RealTime IT News

IBM Launching Search Tools For XML Documents

UPDATED: IBM has improved the ability of its content management software to handle XML-based documents, broadening the scope of data types the products can capture, manage and search.

The Armonk, N.Y., company issued versions 8.3 of DB2 Content Manager, DB2 Document Manager and DB2 CommonStore IBM that use the performance and integration perks of Project Cinnamon, part of the company's endeavor to improve the speed and efficiency with which XML documents are processed.

Theresa O'Neil, IBM director of content management, said versions 8.3 include considerable improvements in their ability to help administrators find specific documents in e-mail systems, databases or file systems at a time when compliance regulations like Sarbanes-Oxley permeate the business world.

O'Neil said IBM has applied its OmniFind technology to offer automated indexing and searching tools in its content management software to help users pinpoint, corral and recall unstructured data, such as e-mails or structured XML files.

DB2 Content Manager 8.3 allows users to automate processes using graphical tools and provides rapid document routing. In addition to the product's greater ability to let clients coordinate file retrieval, the software also integrates with DB2 Records Manager. The tools help users declare and classify data across all forms of business content to help businesses keep tabs on files for compliance.

Content Manager 8.3 also features more Web services support for Microsoft .NET environments.

Complementary to Content Manager 8.3 is Document Manager 8.3, which includes new records management integration and expanded language support. The software also boasts better keyboard accessibility and search, as well as new single sign-on perks between Content Manager and Document Manager to shore up network security.

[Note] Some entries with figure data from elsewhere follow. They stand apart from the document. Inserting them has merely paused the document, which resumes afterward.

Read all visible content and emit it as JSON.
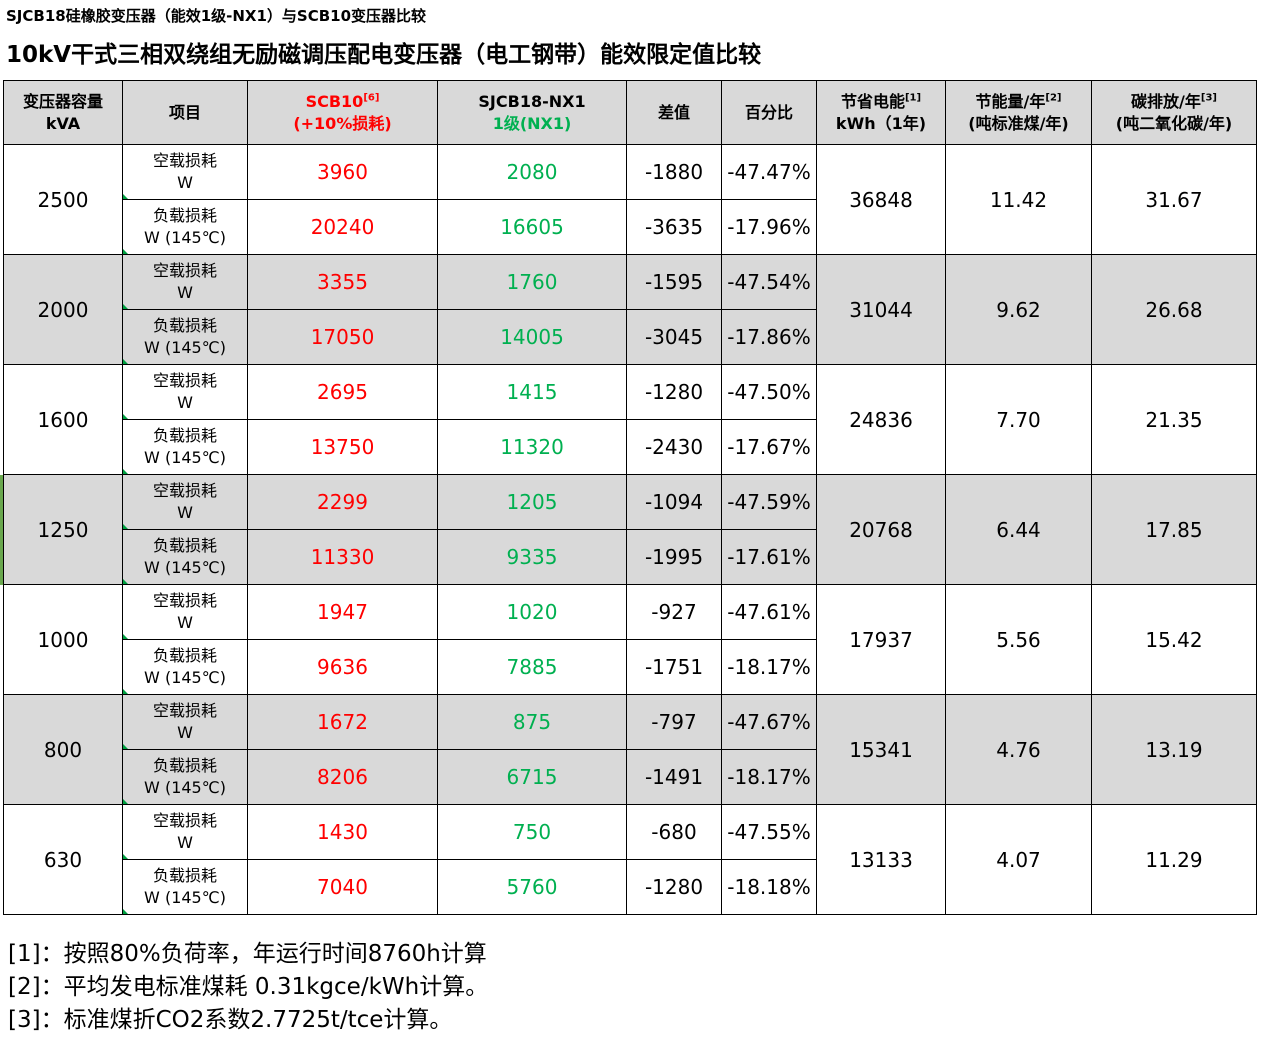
{
  "top_title": "SJCB18硅橡胶变压器（能效1级-NX1）与SCB10变压器比较",
  "main_title": "10kV干式三相双绕组无励磁调压配电变压器（电工钢带）能效限定值比较",
  "header": {
    "capacity": {
      "line1": "变压器容量",
      "line2": "kVA"
    },
    "item": "项目",
    "scb10": {
      "line1": "SCB10",
      "sup": "[6]",
      "line2": "(+10%损耗)"
    },
    "sjcb18": {
      "line1": "SJCB18-NX1",
      "line2": "1级(NX1)"
    },
    "diff": "差值",
    "percent": "百分比",
    "energy": {
      "line1": "节省电能",
      "sup": "[1]",
      "line2": "kWh（1年)"
    },
    "coal": {
      "line1": "节能量/年",
      "sup": "[2]",
      "line2": "(吨标准煤/年)"
    },
    "carbon": {
      "line1": "碳排放/年",
      "sup": "[3]",
      "line2": "(吨二氧化碳/年)"
    }
  },
  "labels": {
    "noload_line1": "空载损耗",
    "noload_line2": "W",
    "load_line1": "负载损耗",
    "load_line2": "W (145℃)"
  },
  "rows": [
    {
      "capacity": "2500",
      "noload": {
        "scb10": "3960",
        "sjcb18": "2080",
        "diff": "-1880",
        "pct": "-47.47%"
      },
      "load": {
        "scb10": "20240",
        "sjcb18": "16605",
        "diff": "-3635",
        "pct": "-17.96%"
      },
      "energy": "36848",
      "coal": "11.42",
      "carbon": "31.67",
      "shaded": false
    },
    {
      "capacity": "2000",
      "noload": {
        "scb10": "3355",
        "sjcb18": "1760",
        "diff": "-1595",
        "pct": "-47.54%"
      },
      "load": {
        "scb10": "17050",
        "sjcb18": "14005",
        "diff": "-3045",
        "pct": "-17.86%"
      },
      "energy": "31044",
      "coal": "9.62",
      "carbon": "26.68",
      "shaded": true
    },
    {
      "capacity": "1600",
      "noload": {
        "scb10": "2695",
        "sjcb18": "1415",
        "diff": "-1280",
        "pct": "-47.50%"
      },
      "load": {
        "scb10": "13750",
        "sjcb18": "11320",
        "diff": "-2430",
        "pct": "-17.67%"
      },
      "energy": "24836",
      "coal": "7.70",
      "carbon": "21.35",
      "shaded": false
    },
    {
      "capacity": "1250",
      "noload": {
        "scb10": "2299",
        "sjcb18": "1205",
        "diff": "-1094",
        "pct": "-47.59%"
      },
      "load": {
        "scb10": "11330",
        "sjcb18": "9335",
        "diff": "-1995",
        "pct": "-17.61%"
      },
      "energy": "20768",
      "coal": "6.44",
      "carbon": "17.85",
      "shaded": true
    },
    {
      "capacity": "1000",
      "noload": {
        "scb10": "1947",
        "sjcb18": "1020",
        "diff": "-927",
        "pct": "-47.61%"
      },
      "load": {
        "scb10": "9636",
        "sjcb18": "7885",
        "diff": "-1751",
        "pct": "-18.17%"
      },
      "energy": "17937",
      "coal": "5.56",
      "carbon": "15.42",
      "shaded": false
    },
    {
      "capacity": "800",
      "noload": {
        "scb10": "1672",
        "sjcb18": "875",
        "diff": "-797",
        "pct": "-47.67%"
      },
      "load": {
        "scb10": "8206",
        "sjcb18": "6715",
        "diff": "-1491",
        "pct": "-18.17%"
      },
      "energy": "15341",
      "coal": "4.76",
      "carbon": "13.19",
      "shaded": true
    },
    {
      "capacity": "630",
      "noload": {
        "scb10": "1430",
        "sjcb18": "750",
        "diff": "-680",
        "pct": "-47.55%"
      },
      "load": {
        "scb10": "7040",
        "sjcb18": "5760",
        "diff": "-1280",
        "pct": "-18.18%"
      },
      "energy": "13133",
      "coal": "4.07",
      "carbon": "11.29",
      "shaded": false
    }
  ],
  "notes": [
    "[1]：按照80%负荷率，年运行时间8760h计算",
    "[2]：平均发电标准煤耗 0.31kgce/kWh计算。",
    "[3]：标准煤折CO2系数2.7725t/tce计算。"
  ],
  "colors": {
    "scb10": "#ff0000",
    "sjcb18": "#00b050",
    "shade": "#d9d9d9"
  }
}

Lastly, IBM has bolstered its DB2 CommonStore archive and retention management software for e-mails, attachments and messaging content with new search capabilities. New records management integration allows users save e-mails and attachments as records.

CommonStore 8.3 also manages, retains and disposes of messaging system content to help comply with regulatory, legal and corporate policy requirements. Included are new full-text indexing, searching and retrieval that let users access content, message body and attachments from client interfaces or archive repositories.

The new products will go on sale March 25. IBM is also offering Corporate Information Asset Manager, a service that helps life sciences firms identify data that needs to be archived, retrieved or deleted, as well as Account Opening to help banks facilitate checking, savings and loan accounts services. These two offerings give IBM 160 solution bundles spanning 12 vertical markets.

Such tools are crucial at a time when Sarbanes-Oxley, HIPAA and several other records retention rules are forcing corporations to quickly recall files and other data from a variety of repositories.

Though Big Blue is easily the leader in content management in terms of market share, the concern is competing with EMC and standalone content management vendors such as Interwoven and FileNet , so native search capabilities are highly prized.

O'Neil, who noted that IBM has an installed base of 13,000 customers, said IBM's head start and leading market position put the company in the driver's seat with regard to EMC and pure-play vendors. She also said IBM doesn't take EMC lightly at a time when the information systems vendor is offering corporations more solution bundles and services.

"We are taking steps to make sure we stay ahead of the curve and the competition," O'Neil said.

Content management isn't the only area in which IBM is looking to win over customers with expanded search features.

The outfit has begun offering search tools as part of its WebSphere information integration line's push to delve more deeply into the lucrative enterprise search market, where corporate employees struggle to find specific documents from large pools of data.